Installation view. Right to left: LIA, ProximityOfNeeds 20210428, 2021; and, Sarah Friend, gentle automata (touching grass), 2023. Courtesy of the artists and bitforms gallery, NY.

Two years since the NFT boom, some still don’t know what that tech does. Blockchain, web3, A.I. — these distinct yet related emerging technologies get lumped into a subconscious stew with stock from collective notions of “near range future.” It tastes more like a weather report than potentially the sickest creative event since the big bang. Through art, creation, humans remember we can create our worlds. We do, even if we don’t mean to. This group show by Aleksandra Artamonovskaja illustrates subtleties like “perception, impermanence, obscurity, and memory” in interconnected new media, per the show’s release, “plotting a collection of points whose coordinates satisfy a given relation” between all eight artists. There’s true audience interaction, amongst the generative artworks. Through April 15.

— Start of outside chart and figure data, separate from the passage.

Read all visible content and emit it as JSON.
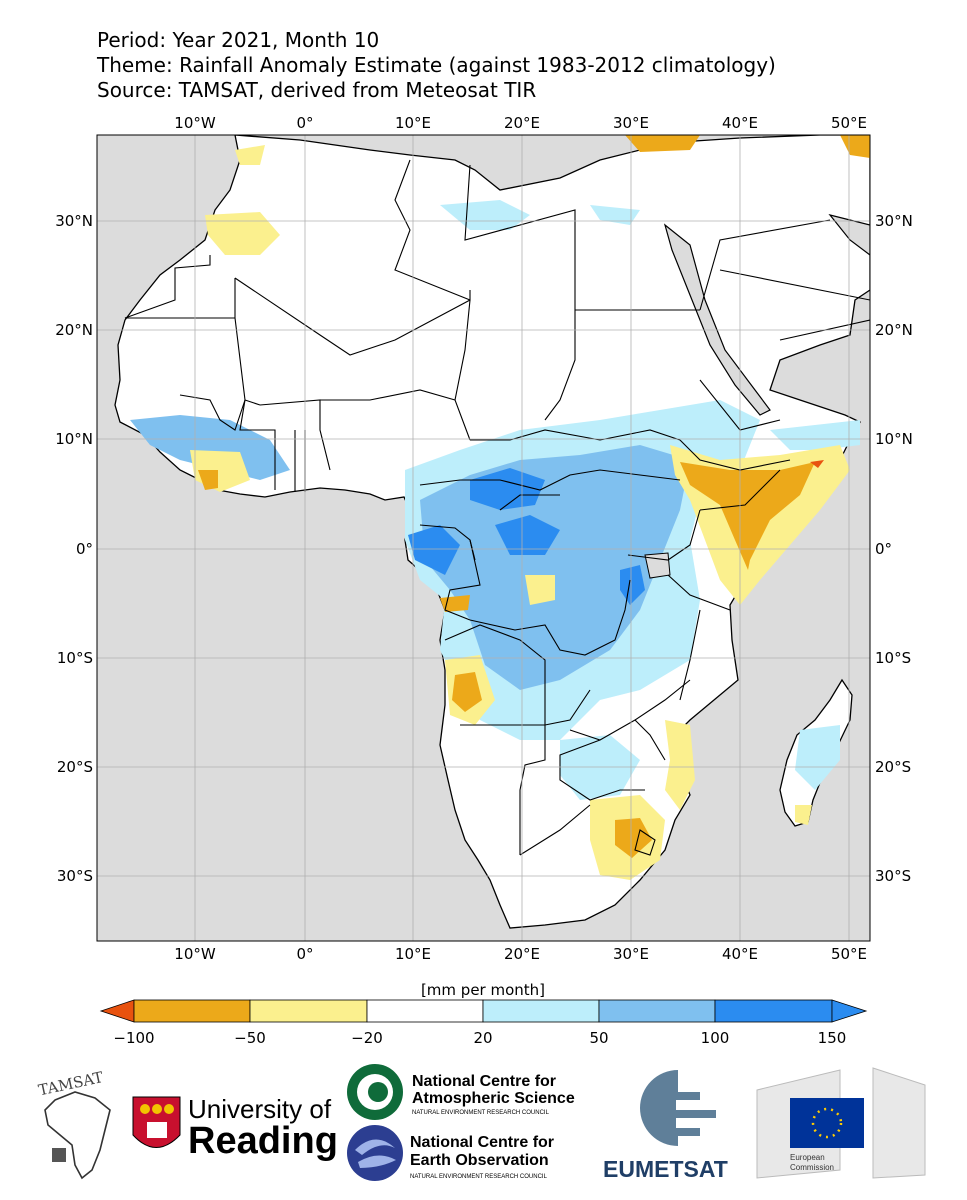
{
  "header": {
    "period": "Period: Year 2021, Month 10",
    "theme": "Theme: Rainfall Anomaly Estimate (against 1983-2012 climatology)",
    "source": "Source: TAMSAT, derived from Meteosat TIR"
  },
  "map": {
    "lon_ticks": [
      "10°W",
      "0°",
      "10°E",
      "20°E",
      "30°E",
      "40°E",
      "50°E"
    ],
    "lat_ticks_left": [
      "30°N",
      "20°N",
      "10°N",
      "0°",
      "10°S",
      "20°S",
      "30°S"
    ],
    "lat_ticks_right": [
      "30°N",
      "20°N",
      "10°N",
      "0°",
      "10°S",
      "20°S",
      "30°S"
    ],
    "ocean_color": "#dcdcdc",
    "land_color": "#ffffff"
  },
  "colorbar": {
    "units": "[mm per month]",
    "tick_labels": [
      "−100",
      "−50",
      "−20",
      "20",
      "50",
      "100",
      "150"
    ],
    "colors": [
      "#e8520f",
      "#eca91a",
      "#fbf08e",
      "#ffffff",
      "#bdeefb",
      "#7fc0ef",
      "#2b8cf0",
      "#2b8cf0"
    ]
  },
  "logos": {
    "tamsat": "TAMSAT",
    "reading_line1": "University of",
    "reading_line2": "Reading",
    "ncas_line1": "National Centre for",
    "ncas_line2": "Atmospheric Science",
    "ncas_sub": "NATURAL ENVIRONMENT RESEARCH COUNCIL",
    "nceo_line1": "National Centre for",
    "nceo_line2": "Earth Observation",
    "nceo_sub": "NATURAL ENVIRONMENT RESEARCH COUNCIL",
    "eumetsat": "EUMETSAT",
    "ec_line1": "European",
    "ec_line2": "Commission"
  }
}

Ezra Cohen: Home @ Trotter&Sholer

Photo by Vittoria Benzine.

Actual painting also has tricks up its sleeve. Unabashed authenticity of a formidable wattage overtakes this simple single room gallery behind a sleek glass facade on the Lower East Side. Agencies, as approaches or consciousnesses, intermingle. Physics reigns where paint piles up in watermarks, maybe a birds eye view of the real counter beneath. The artist’s own hand — his will — drawing the eye into always deeper colonies of activity, carving and smearing. But unseen forces persist, above all. Cohen obsesses over the old masters, and learned from the talents of late mentors like painter Edla Cusick and multidisciplinary Colombian creative Knox Martin, who this show’s title honors. Through April 8.

Francesco Clemente: Angelus Novus at Vito Schnabel Gallery

Installation view. Photo by Vittoria Benzine.

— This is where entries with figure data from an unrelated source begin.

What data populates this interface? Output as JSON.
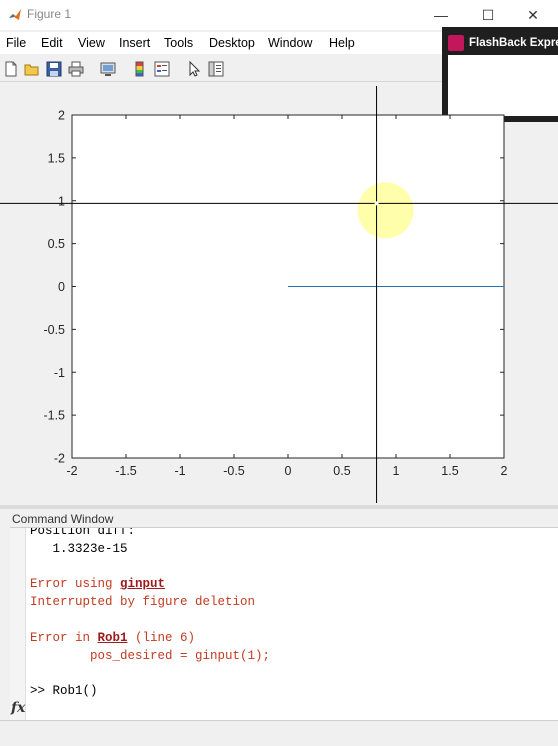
{
  "window": {
    "title": "Figure 1"
  },
  "window_controls": {
    "minimize": "—",
    "maximize": "☐",
    "close": "✕"
  },
  "menu": [
    "File",
    "Edit",
    "View",
    "Insert",
    "Tools",
    "Desktop",
    "Window",
    "Help"
  ],
  "toolbar_icons": [
    "new-figure-icon",
    "open-file-icon",
    "save-icon",
    "print-icon",
    "link-icon",
    "colorbar-icon",
    "legend-icon",
    "pointer-icon",
    "property-editor-icon"
  ],
  "overlay": {
    "title": "FlashBack Expre"
  },
  "chart_data": {
    "type": "line",
    "xlim": [
      -2,
      2
    ],
    "ylim": [
      -2,
      2
    ],
    "x_ticks": [
      "-2",
      "-1.5",
      "-1",
      "-0.5",
      "0",
      "0.5",
      "1",
      "1.5",
      "2"
    ],
    "y_ticks": [
      "2",
      "1.5",
      "1",
      "0.5",
      "0",
      "-0.5",
      "-1",
      "-1.5",
      "-2"
    ],
    "series": [
      {
        "x": [
          0,
          2
        ],
        "y": [
          0,
          0
        ],
        "color": "#1f77b4"
      }
    ],
    "crosshair": {
      "x": 0.82,
      "y": 0.97
    },
    "grid": false
  },
  "command_window": {
    "title": "Command Window",
    "lines": [
      {
        "text": "Position diff:",
        "kind": "normal"
      },
      {
        "text": "   1.3323e-15",
        "kind": "normal"
      },
      {
        "text": "",
        "kind": "normal"
      },
      {
        "prefix": "Error using ",
        "link": "ginput",
        "suffix": "",
        "kind": "error"
      },
      {
        "text": "Interrupted by figure deletion",
        "kind": "error"
      },
      {
        "text": "",
        "kind": "normal"
      },
      {
        "prefix": "Error in ",
        "link": "Rob1",
        "suffix": " (line 6)",
        "kind": "error"
      },
      {
        "text": "        pos_desired = ginput(1);",
        "kind": "error"
      },
      {
        "text": "",
        "kind": "normal"
      },
      {
        "text": ">> Rob1()",
        "kind": "normal"
      }
    ],
    "fx_label": "fx"
  }
}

Salman Rushdie was at this opening. As was New York-based artist Ford Crull based on that headline photo — hi Ford! But Italian artist Francesco Clemente’s latest work is meant best for precisely this setting: a pristine room with a bench at its center. From there, over a dozen works of uniform size, style, and palate surround the viewer, presumably searching for the compositional details between each piece at their own pace — and drawing their distinct conclusions from it. Rich blue pigments and gold leaf on panel lend a purposeful visual pleasure, “a sort of sublime defiance of the dark times in which we live, a retort to their unrelenting illusions of ‘progress,’” per the press release. Through May 20.

Blake Hiltunen: SPECTER at Kapow Gallery

Installation view. Courtesy of Kapow Gallery.

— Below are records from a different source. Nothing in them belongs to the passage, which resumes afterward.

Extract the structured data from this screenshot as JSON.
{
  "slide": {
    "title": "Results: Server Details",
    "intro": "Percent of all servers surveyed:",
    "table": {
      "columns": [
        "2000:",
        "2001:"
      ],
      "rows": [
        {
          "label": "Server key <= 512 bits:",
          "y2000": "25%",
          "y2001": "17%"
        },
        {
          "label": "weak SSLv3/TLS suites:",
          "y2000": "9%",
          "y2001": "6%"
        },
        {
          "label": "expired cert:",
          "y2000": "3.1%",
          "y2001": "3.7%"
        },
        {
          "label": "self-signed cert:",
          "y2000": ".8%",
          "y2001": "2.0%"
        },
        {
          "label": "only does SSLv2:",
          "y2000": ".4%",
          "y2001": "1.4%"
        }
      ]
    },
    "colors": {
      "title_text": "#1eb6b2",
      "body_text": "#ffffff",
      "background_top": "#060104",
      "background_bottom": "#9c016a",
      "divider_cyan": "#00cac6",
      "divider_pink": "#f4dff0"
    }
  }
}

Brooklyn-based sculptor Blake Hiltunen marks his debut at Kapow gallery with shattered mirrors and cherubim — putti, if we’re getting technical — all rendered in ranging hues and finishes, bronze at all their bases, sometimes nickel plated or combined with plaster. Given the nature of mirrors there’s no right way to see these, it’s a ‘you had to be there’ situation. Except maybe for the black mirror, one of many aesthetic marvels amongst this show. Even though they’re shattered and corroding, shininess persists. You will accidentally catch your reflection. So, what does that mean? Through March 25.